A common approach is to use Go's equivalent of the untyped field, interface{}:

    type Foo struct {
      Value interface{}
    }

But as you can see things get messy pretty fast:

    func demo() (int, error) {
       var f Foo
       if err := json.Unmarshal([]byte(`{ "value": 123 }`), &f); err != nil {
        return 0, err
           } 

       var n int
       if i, ok := f.Value.(float64); ok { // yeah, JSON numbers are floats, gotcha!
         n = int(i)
       } else if s, ok := f.Value.(string); ok {
          var err error
          n, err := strconv.Atoi(s[1 : len(s)-1])
          if err != nil {
             return 0, err
          }
       }

       // do something with `n`
       ...
    }

... so you'll soon factor this out into some kind of accessor method, e.g.:

    func (f *Foo) getValue() (int, error) {
     ....
    }

But, now you have to deal with the error every time you access it. Some people will be tempted to either ignore the error or cause a panic, which I think we can all agree is not the best thing that can be done.

Furthermore, when it fails, all you can do is to say that the field called Value has some bad content. But how would you know which value is that? What if you have a big JSON with plenty of strings that look like that? Wouldn't it be nice to know the position in the JSON input that breaks our expectations?

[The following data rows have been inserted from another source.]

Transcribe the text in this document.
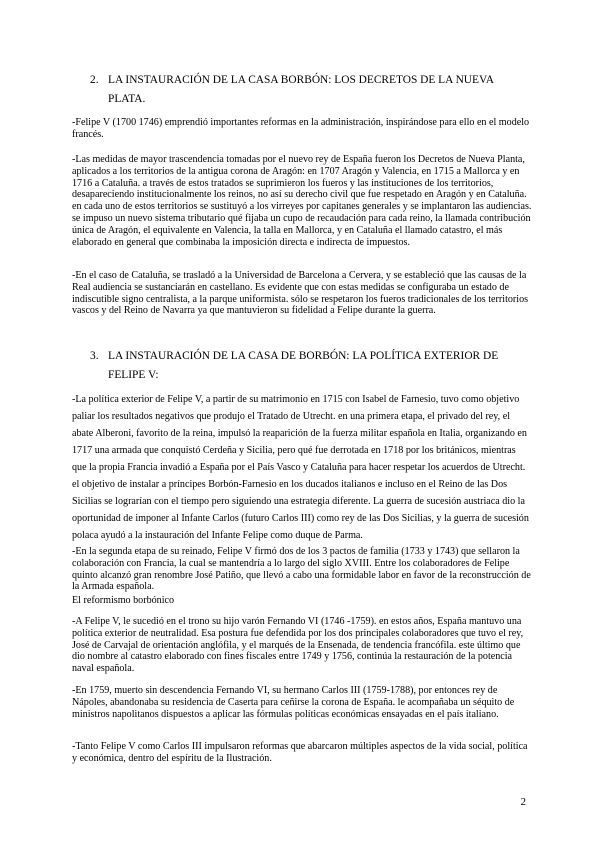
2. LA INSTAURACIÓN DE LA CASA BORBÓN: LOS DECRETOS DE LA NUEVA PLATA.

-Felipe V (1700 1746) emprendió importantes reformas en la administración, inspirándose para ello en el modelo francés.

-Las medidas de mayor trascendencia tomadas por el nuevo rey de España fueron los Decretos de Nueva Planta, aplicados a los territorios de la antigua corona de Aragón: en 1707 Aragón y Valencia, en 1715 a Mallorca y en 1716 a Cataluña. a través de estos tratados se suprimieron los fueros y las instituciones de los territorios, desapareciendo institucionalmente los reinos, no así su derecho civil que fue respetado en Aragón y en Cataluña. en cada uno de estos territorios se sustituyó a los virreyes por capitanes generales y se implantaron las audiencias. se impuso un nuevo sistema tributario qué fijaba un cupo de recaudación para cada reino, la llamada contribución única de Aragón, el equivalente en Valencia, la talla en Mallorca, y en Cataluña el llamado catastro, el más elaborado en general que combinaba la imposición directa e indirecta de impuestos.

-En el caso de Cataluña, se trasladó a la Universidad de Barcelona a Cervera, y se estableció que las causas de la Real audiencia se sustanciarán en castellano. Es evidente que con estas medidas se configuraba un estado de indiscutible signo centralista, a la parque uniformista. sólo se respetaron los fueros tradicionales de los territorios vascos y del Reino de Navarra ya que mantuvieron su fidelidad a Felipe durante la guerra.

3. LA INSTAURACIÓN DE LA CASA DE BORBÓN: LA POLÍTICA EXTERIOR DE FELIPE V:

-La política exterior de Felipe V, a partir de su matrimonio en 1715 con Isabel de Farnesio, tuvo como objetivo paliar los resultados negativos que produjo el Tratado de Utrecht. en una primera etapa, el privado del rey, el abate Alberoni, favorito de la reina, impulsó la reaparición de la fuerza militar española en Italia, organizando en 1717 una armada que conquistó Cerdeña y Sicilia, pero qué fue derrotada en 1718 por los británicos, mientras que la propia Francia invadió a España por el País Vasco y Cataluña para hacer respetar los acuerdos de Utrecht. el objetivo de instalar a príncipes Borbón-Farnesio en los ducados italianos e incluso en el Reino de las Dos Sicilias se lograrían con el tiempo pero siguiendo una estrategia diferente. La guerra de sucesión austriaca dio la oportunidad de imponer al Infante Carlos (futuro Carlos III) como rey de las Dos Sicilias, y la guerra de sucesión polaca ayudó a la instauración del Infante Felipe como duque de Parma.

-En la segunda etapa de su reinado, Felipe V firmó dos de los 3 pactos de familia (1733 y 1743) que sellaron la colaboración con Francia, la cual se mantendría a lo largo del siglo XVIII. Entre los colaboradores de Felipe quinto alcanzó gran renombre José Patiño, que llevó a cabo una formidable labor en favor de la reconstrucción de la Armada española.

El reformismo borbónico

-A Felipe V, le sucedió en el trono su hijo varón Fernando VI (1746 -1759). en estos años, España mantuvo una política exterior de neutralidad. Esa postura fue defendida por los dos principales colaboradores que tuvo el rey, José de Carvajal de orientación anglófila, y el marqués de la Ensenada, de tendencia francófila. este último que dio nombre al catastro elaborado con fines fiscales entre 1749 y 1756, continúa la restauración de la potencia naval española.

-En 1759, muerto sin descendencia Fernando VI, su hermano Carlos III (1759-1788), por entonces rey de Nápoles, abandonaba su residencia de Caserta para ceñirse la corona de España. le acompañaba un séquito de ministros napolitanos dispuestos a aplicar las fórmulas políticas económicas ensayadas en el país italiano.

-Tanto Felipe V como Carlos III impulsaron reformas que abarcaron múltiples aspectos de la vida social, política y económica, dentro del espíritu de la Ilustración.

2
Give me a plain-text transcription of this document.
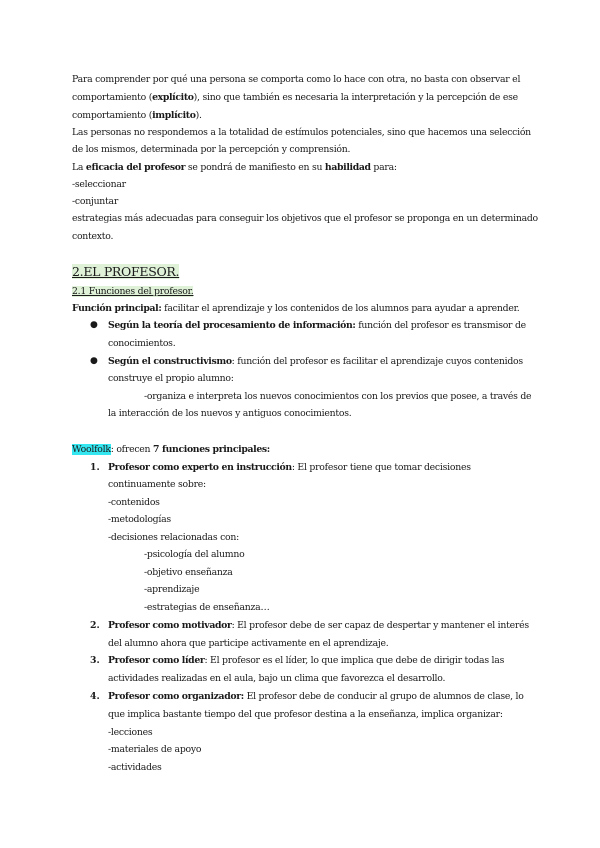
Para comprender por qué una persona se comporta como lo hace con otra, no basta con observar el
comportamiento (explícito), sino que también es necesaria la interpretación y la percepción de ese
comportamiento (implícito).
Las personas no respondemos a la totalidad de estímulos potenciales, sino que hacemos una selección
de los mismos, determinada por la percepción y comprensión.
La eficacia del profesor se pondrá de manifiesto en su habilidad para:
-seleccionar
-conjuntar
estrategias más adecuadas para conseguir los objetivos que el profesor se proponga en un determinado
contexto.
2.EL PROFESOR.
2.1 Funciones del profesor.
Función principal: facilitar el aprendizaje y los contenidos de los alumnos para ayudar a aprender.
● Según la teoría del procesamiento de información: función del profesor es transmisor de
conocimientos.
● Según el constructivismo: función del profesor es facilitar el aprendizaje cuyos contenidos
construye el propio alumno:
-organiza e interpreta los nuevos conocimientos con los previos que posee, a través de
la interacción de los nuevos y antiguos conocimientos.
Woolfolk: ofrecen 7 funciones principales:
1. Profesor como experto en instrucción: El profesor tiene que tomar decisiones
continuamente sobre:
-contenidos
-metodologías
-decisiones relacionadas con:
-psicología del alumno
-objetivo enseñanza
-aprendizaje
-estrategias de enseñanza…
2. Profesor como motivador: El profesor debe de ser capaz de despertar y mantener el interés
del alumno ahora que participe activamente en el aprendizaje.
3. Profesor como líder: El profesor es el líder, lo que implica que debe de dirigir todas las
actividades realizadas en el aula, bajo un clima que favorezca el desarrollo.
4. Profesor como organizador: El profesor debe de conducir al grupo de alumnos de clase, lo
que implica bastante tiempo del que profesor destina a la enseñanza, implica organizar:
-lecciones
-materiales de apoyo
-actividades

Ideally, if the input is bad (according to our, application dependent, definition of bad), we want to fail early, right where we have the most context available: during parsing.

Custom Unmarshalers

Luckily the Go JSON standard library allows us to run some custom code right during parsing. All you have to do is implement the json.Unmarshaler interface. Let’s see this example:

    type Foo struct {
      Value     FlexInt
    }

    // A FlexInt is an int that can be unmarshalled from a JSON field
    // that has either a number or a string value.
    // E.g. if the json field contains an string "42", the
    // FlexInt value will be "42".
    type FlexInt int

    // UnmarshalJSON implements the json.Unmarshaler interface, which
    // allows us to ingest values of any json type as an int and run our custom conversion

    func (fi *FlexInt) UnmarshalJSON(b []byte) error {
           if b[0] != '"' {
                  return json.Unmarshal(b, (*int)(fi))
           }
           var s string
           if err := json.Unmarshal(b, &s); err != nil {
                  return err
           }
           i, err := strconv.Atoi(s)
           if err != nil {
                  return err
    }
    *fi = FlexInt(i)
    return nil
  }

Now, when you use this FlexInt type, you still have to do explicit type conversion to int (because Go doesn't do implicit conversions).

    func demo() (int, error) {
           var f Foo
           if err := json.Unmarshal([]byte(`{ "value": 123 }`), &f); err != nil {
           return 0, err
    }

    n = int(f.Value)
    // do something with `n`
    ...
 } 

This code is still type safe: the compiler won't allow you to convert any type to an int using type conversion (it's not like a "cast" in other languages). Furthermore, once the unmarshaling returns without error, you can rely on the fact that the value has been correctly parsed.

More

This was just a simplified example. You can see how this becomes more interesting when the datatypes involved get more complex:

    [ { "value": 123 }, { "value": [123] } }, { "value": { "port": 123 } }]

You can also do the same trick with a structure instead of a type alias: you can use a structure that captures what the actual type was. For example you could want to be dynamic but only allow a subset of possible types (e.g. int, and string, but not array). I left it as an exercise for the reader.

Hopefully you'll find the pattern to be generally useful.